I hosted a webinar last week on how manufacturers handled the first year of conflict minerals reporting, including their leadership decisions. Areas of focus for Year 2 reporting, legal challenges to the regulation, and the structure of the Conflict Minerals Report were discussed. Join me October 7 in Chicago for a one-day dive into manufacturers’ most pressing concerns at MAPI’s third Conflict Minerals Forum.

Our two presenters were Christine Robinson and Mark Mellen, both CPAs, with Deloitte’s Conflict Minerals Advisory Services team. During the presentation, they provided examples of what they consider leading Conflict Minerals Reports.

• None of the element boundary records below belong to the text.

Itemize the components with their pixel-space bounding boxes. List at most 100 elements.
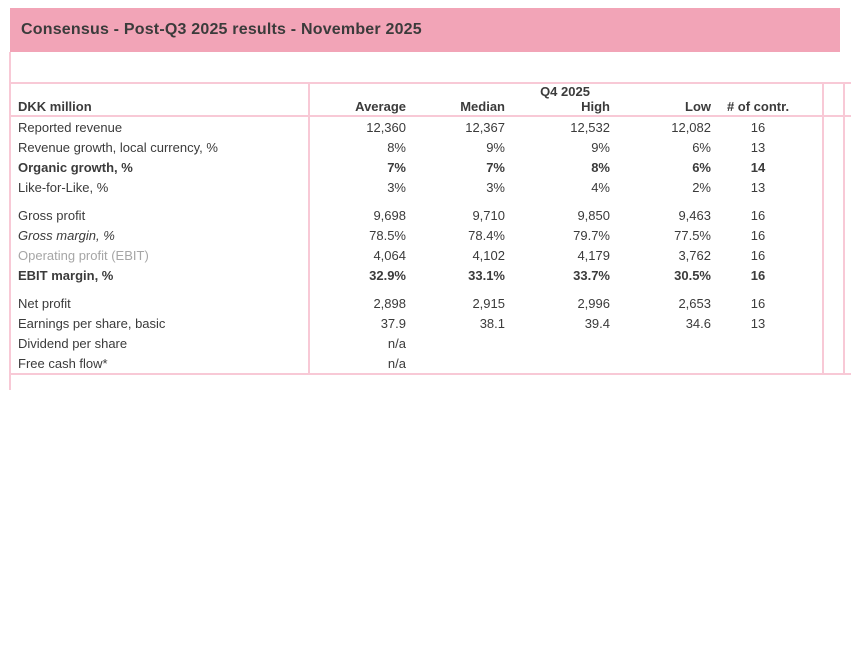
table-bottom-border bbox=[10, 373, 851, 375]
cell: 3% bbox=[486, 179, 505, 195]
cell: 12,532 bbox=[570, 119, 610, 135]
row-label: Organic growth, % bbox=[18, 159, 133, 175]
row-label: Operating profit (EBIT) bbox=[18, 247, 149, 263]
row-label: Net profit bbox=[18, 295, 71, 311]
cell: 6% bbox=[692, 159, 711, 175]
corner-header-dkk-million: DKK million bbox=[18, 99, 92, 114]
cell: 3% bbox=[387, 179, 406, 195]
table-body: Reported revenue 12,360 12,367 12,532 12,082… bbox=[10, 117, 851, 373]
cell: 9,850 bbox=[577, 207, 610, 223]
cell: 16 bbox=[750, 267, 766, 283]
row-label: Earnings per share, basic bbox=[18, 315, 166, 331]
table-row: Organic growth, % 7% 7% 8% 6% 14 bbox=[10, 157, 851, 177]
table-row: Operating profit (EBIT) 4,064 4,102 4,179 3,… bbox=[10, 245, 851, 265]
cell: 30.5% bbox=[674, 267, 711, 283]
table-top-border bbox=[10, 82, 851, 84]
title-bar: Consensus - Post-Q3 2025 results - Novem… bbox=[10, 8, 840, 52]
cell: 33.7% bbox=[573, 267, 610, 283]
cell: 2,898 bbox=[373, 295, 406, 311]
cell: 8% bbox=[591, 159, 610, 175]
cell: 13 bbox=[750, 179, 766, 195]
row-label: EBIT margin, % bbox=[18, 267, 114, 283]
cell: 16 bbox=[750, 295, 766, 311]
row-label: Like-for-Like, % bbox=[18, 179, 109, 195]
cell: 16 bbox=[750, 247, 766, 263]
cell: 4,179 bbox=[577, 247, 610, 263]
cell: 12,082 bbox=[671, 119, 711, 135]
row-label: Reported revenue bbox=[18, 119, 123, 135]
row-label: Revenue growth, local currency, % bbox=[18, 139, 218, 155]
cell: 9,463 bbox=[678, 207, 711, 223]
cell: 3,762 bbox=[678, 247, 711, 263]
row-group: Net profit 2,898 2,915 2,996 2,653 16 Earnings… bbox=[10, 293, 851, 373]
column-header: Average bbox=[355, 99, 406, 114]
cell: 37.9 bbox=[380, 315, 406, 331]
column-header: Median bbox=[460, 99, 505, 114]
table-right-border bbox=[843, 82, 845, 375]
cell: 34.6 bbox=[685, 315, 711, 331]
cell: 6% bbox=[692, 139, 711, 155]
cell: 9,698 bbox=[373, 207, 406, 223]
cell: 8% bbox=[387, 139, 406, 155]
table-row: Gross profit 9,698 9,710 9,850 9,463 16 bbox=[10, 205, 851, 225]
table-row: Net profit 2,898 2,915 2,996 2,653 16 bbox=[10, 293, 851, 313]
table-row: Reported revenue 12,360 12,367 12,532 12,082… bbox=[10, 117, 851, 137]
header-underline bbox=[10, 115, 851, 117]
left-border-line bbox=[9, 52, 11, 390]
cell: 79.7% bbox=[573, 227, 610, 243]
quarter-group-header: Q4 2025 bbox=[540, 84, 590, 99]
cell: 13 bbox=[750, 139, 766, 155]
cell: 38.1 bbox=[479, 315, 505, 331]
column-header: # of contr. bbox=[726, 99, 790, 114]
column-header-row: DKK million Average Median High Low # of con… bbox=[10, 99, 851, 114]
cell: 33.1% bbox=[468, 267, 505, 283]
table-row: Earnings per share, basic 37.9 38.1 39.4 34.… bbox=[10, 313, 851, 333]
cell: 16 bbox=[750, 119, 766, 135]
row-label: Dividend per share bbox=[18, 335, 128, 351]
table-row: EBIT margin, % 32.9% 33.1% 33.7% 30.5% 16 bbox=[10, 265, 851, 285]
cell: 78.5% bbox=[369, 227, 406, 243]
table-row: Free cash flow* n/a bbox=[10, 353, 851, 373]
cell: 7% bbox=[486, 159, 505, 175]
row-label: Gross margin, % bbox=[18, 227, 115, 243]
cell: 9,710 bbox=[472, 207, 505, 223]
page-title: Consensus - Post-Q3 2025 results - Novem… bbox=[21, 21, 422, 38]
cell: 77.5% bbox=[674, 227, 711, 243]
cell: n/a bbox=[387, 335, 406, 351]
column-header: High bbox=[581, 99, 610, 114]
consensus-table: Q4 2025 DKK million Average Median High Low… bbox=[10, 82, 851, 375]
cell: 12,367 bbox=[465, 119, 505, 135]
table-header: Q4 2025 DKK million Average Median High Low… bbox=[10, 84, 851, 115]
cell: 4,064 bbox=[373, 247, 406, 263]
cell: 2,996 bbox=[577, 295, 610, 311]
cell: 12,360 bbox=[366, 119, 406, 135]
cell: 14 bbox=[750, 159, 766, 175]
row-group: Gross profit 9,698 9,710 9,850 9,463 16 Gross … bbox=[10, 205, 851, 285]
cell: 78.4% bbox=[468, 227, 505, 243]
table-row: Like-for-Like, % 3% 3% 4% 2% 13 bbox=[10, 177, 851, 197]
cell: 16 bbox=[750, 207, 766, 223]
column-header: Low bbox=[685, 99, 711, 114]
row-label: Free cash flow* bbox=[18, 355, 108, 371]
right-column-divider bbox=[822, 82, 824, 375]
cell: 2,915 bbox=[472, 295, 505, 311]
cell: 39.4 bbox=[584, 315, 610, 331]
table-row: Revenue growth, local currency, % 8% 9% 9% 6… bbox=[10, 137, 851, 157]
cell: 4,102 bbox=[472, 247, 505, 263]
table-row: Gross margin, % 78.5% 78.4% 79.7% 77.5% 16 bbox=[10, 225, 851, 245]
cell: 2% bbox=[692, 179, 711, 195]
cell: 32.9% bbox=[369, 267, 406, 283]
label-column-divider bbox=[308, 82, 310, 375]
cell: 2,653 bbox=[678, 295, 711, 311]
table-row: Dividend per share n/a bbox=[10, 333, 851, 353]
row-group: Reported revenue 12,360 12,367 12,532 12,082… bbox=[10, 117, 851, 197]
cell: 7% bbox=[387, 159, 406, 175]
cell: n/a bbox=[387, 355, 406, 371]
cell: 9% bbox=[591, 139, 610, 155]
cell: 9% bbox=[486, 139, 505, 155]
cell: 4% bbox=[591, 179, 610, 195]
cell: 16 bbox=[750, 227, 766, 243]
cell: 13 bbox=[750, 315, 766, 331]
row-label: Gross profit bbox=[18, 207, 86, 223]
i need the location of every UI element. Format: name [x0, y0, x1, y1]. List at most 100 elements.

Last summer, Christine co-authored a paper on Year 1 reporting trends. Mark started by reviewing key statistics from the report, such as, what types of companies filed and whether they distinguished between reasonable country of origin inquiries and due diligence measures:

  • Mark noted that about 25% of registrants disclosed a smelter or refiner list; he predicted this figure will rise for Year 2 reporting
  • Many registrants used defined headings to distinguish the design assertion from the description of the due diligence measures actually performed
  • Some provided information on how many suppliers they surveyed and response rates
  • While risk mitigation / future due diligence measures aren’t required until Year 2, 55% of registrants provided these disclosures

Christine discussed requirements for Year 2 disclosures, starting with Form SD:

  • Because of a partial court stay of the regulation, companies are no longer required to label products as conflict-free, not been found to be conflict-free, or undeterminable
  • If a company chooses to describe its products as conflict-free, it has to undergo an independent private sector audit (IPSA)
  • When providing a product description, Deloitte considers it a leading practice to describe the products consistently

Christine also discussed content considerations for Year 2, such as the suggestion to be more precise when describing the RCOI.  A half-hour was dedicated to answering attendees’ questions, including:

  • What penalties might the SEC impose for inadequate due diligence?
  • Has the SEC issued any recent comments on conflict minerals?
  • Are you seeing a trend in low participation for supplier response rates?
  • Do you have any benchmarks on supplier response rates or how often companies should follow up?
  • Which companies will require an IPSA in Year 3?
  • What requirements exist, if any, for surveying distributors?
  • Is it a problem to have a smelter list for 2014, but not 2015?
  • Is a smelter list required for all levels in the supply chain? Would a country of origin list be acceptable?

 

Update provided in affiliation with the Manufacturers Alliance for Productivity and Innovation.